Lytica watched the frenzied activity on the wall, dreading the slaughter to come. These men, he worked, sang, and prayed with only this morning. Within the hour, some of them would die. Days at most, they all would breathe their last.
The doors slammed shut. Four, then five, then six monks added to the effort of lifting the heavy bar into place. Monks began taking wood from the kitchen, along with chairs through the monastery doors. They began to mount the stairs like burdened ants to the top of the wall.
“Brother Yendor, please unlock the armoury.”
Yendor jogged ahead of Lytica. He set the key to the padlock of the building and opened it, pulling open the door.

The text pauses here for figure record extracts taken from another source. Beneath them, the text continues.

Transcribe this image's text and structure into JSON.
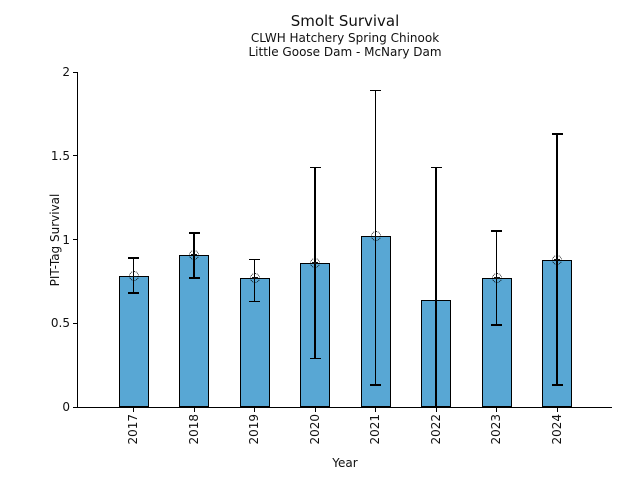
{
  "chart_data": {
    "type": "bar",
    "title": "Smolt Survival",
    "subtitle_lines": [
      "CLWH Hatchery Spring Chinook",
      "Little Goose Dam - McNary Dam"
    ],
    "xlabel": "Year",
    "ylabel": "PIT-Tag Survival",
    "categories": [
      "2017",
      "2018",
      "2019",
      "2020",
      "2021",
      "2022",
      "2023",
      "2024"
    ],
    "values": [
      0.78,
      0.91,
      0.77,
      0.86,
      1.02,
      0.64,
      0.77,
      0.88
    ],
    "error_low": [
      0.68,
      0.77,
      0.63,
      0.29,
      0.13,
      0.0,
      0.49,
      0.13
    ],
    "error_high": [
      0.89,
      1.04,
      0.88,
      1.43,
      1.89,
      1.43,
      1.05,
      1.63
    ],
    "point_marker_shown": [
      true,
      true,
      true,
      true,
      true,
      false,
      true,
      true
    ],
    "ylim": [
      0,
      2
    ],
    "yticks": [
      0,
      0.5,
      1,
      1.5,
      2
    ],
    "ytick_labels": [
      "0",
      "0.5",
      "1",
      "1.5",
      "2"
    ],
    "xtick_rotation_degrees": 90,
    "grid": "off",
    "legend": "none",
    "bar_color": "#58A7D4",
    "bar_edge_color": "#000000",
    "error_bar_color": "#000000",
    "axis_color": "#000000"
  }
}
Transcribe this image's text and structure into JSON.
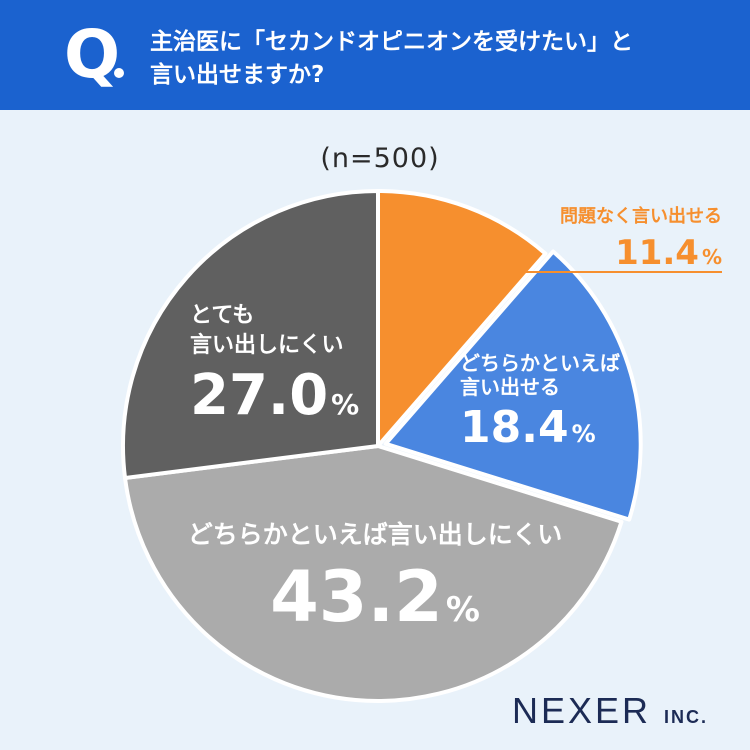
{
  "header": {
    "q_mark": "Q",
    "question_line1": "主治医に「セカンドオピニオンを受けたい」と",
    "question_line2": "言い出せますか?"
  },
  "sample_size": "(n=500)",
  "logo": {
    "name": "NEXER",
    "suffix": "INC."
  },
  "colors": {
    "header_bg": "#1b62cf",
    "background": "#e9f2fa",
    "slice_easy": "#f68f2e",
    "slice_somewhat_easy": "#4a86e0",
    "slice_somewhat_hard": "#ababab",
    "slice_very_hard": "#606060"
  },
  "chart_data": {
    "type": "pie",
    "unit": "%",
    "categories": [
      "問題なく言い出せる",
      "どちらかといえば言い出せる",
      "どちらかといえば言い出しにくい",
      "とても言い出しにくい"
    ],
    "values": [
      11.4,
      18.4,
      43.2,
      27.0
    ],
    "labels": [
      {
        "lines": [
          "問題なく言い出せる"
        ],
        "value": "11.4",
        "unit": "%"
      },
      {
        "lines": [
          "どちらかといえば",
          "言い出せる"
        ],
        "value": "18.4",
        "unit": "%"
      },
      {
        "lines": [
          "どちらかといえば言い出しにくい"
        ],
        "value": "43.2",
        "unit": "%"
      },
      {
        "lines": [
          "とても",
          "言い出しにくい"
        ],
        "value": "27.0",
        "unit": "%"
      }
    ],
    "colors": [
      "#f68f2e",
      "#4a86e0",
      "#ababab",
      "#606060"
    ],
    "start_angle_deg": 0,
    "direction": "clockwise",
    "exploded_slice": "どちらかといえば言い出せる"
  }
}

“Please give me my sword and the soldier’s axe while you are there,” said Lytica.
Disappearing into the gloom of the building, Yendor reappeared with the weapons.
“Thank you,” said Lytica, taking them from him. “See that every brother is armed.”
He took another look at the wall. Smoke began to rise from the start of fires beneath the cauldrons.
“I will check on our guest,” he said.
Lytica brushed past busy monks carrying items intended for the siege. He traversed the foyer and down the narrow hall, inspecting Padaver’s axe. Yendor had sharpened and cleaned the weapon, smearing the head with a light coating of oil. On entering the surgical room, he saw Manfry’s body in lifeless repose on the table. It did not fill him with regret, as he expected. Instead, he walked on, pushing open the door to the rearmost bedchamber.
Padaver sat on the edge of the bed, wearing his tunic, trews, and mail shirt.
“I brought your axe,” said Lytica.
Padaver took it from him, and looked it over. Saying no more, he thrust it into the holster.
“I know how important a tribesman’s axe is,” said Lytica. “I thought… that if things came to the worse, that you might want to hold it.”
An awkward silence followed.
“Well, I must be getting back to the wall.”
He turned to leave.
“You never said ‘why you came here?”‘
“Second chances,” Lytica said sombrely.
“That is not an answer.”
Lytica sighed. “No, it is not. I am not an honourary man, Padaver. Like you, I was a soldier, but unlike you, I am a coward.”
“You are no coward.”
“Let me speak!”
Padaver raised his hands in resignation.
Lytica gritted his teeth, annoyed with himself that tears threatened to fall in front of Padaver.
“I led a small group of men against a larger patrol; about double our number. The rest of my men did their duty and fought as best they could, while I fled. I did not know where I was going. By the will of the unknown god, I found this monastery, to forget the man I was.”
“What could you have done? Your men died.”
Lytica snorted. “That is what makes it worse. I heard later that they won the engagement.”
He dropped his head and gently sighed.
“That is why I am leading a group of monks against an army. The unknown god brought me here to give me a second chance. This time… I will not run.”
He exited into the corridor and headed out to the courtyard, mounting the wall.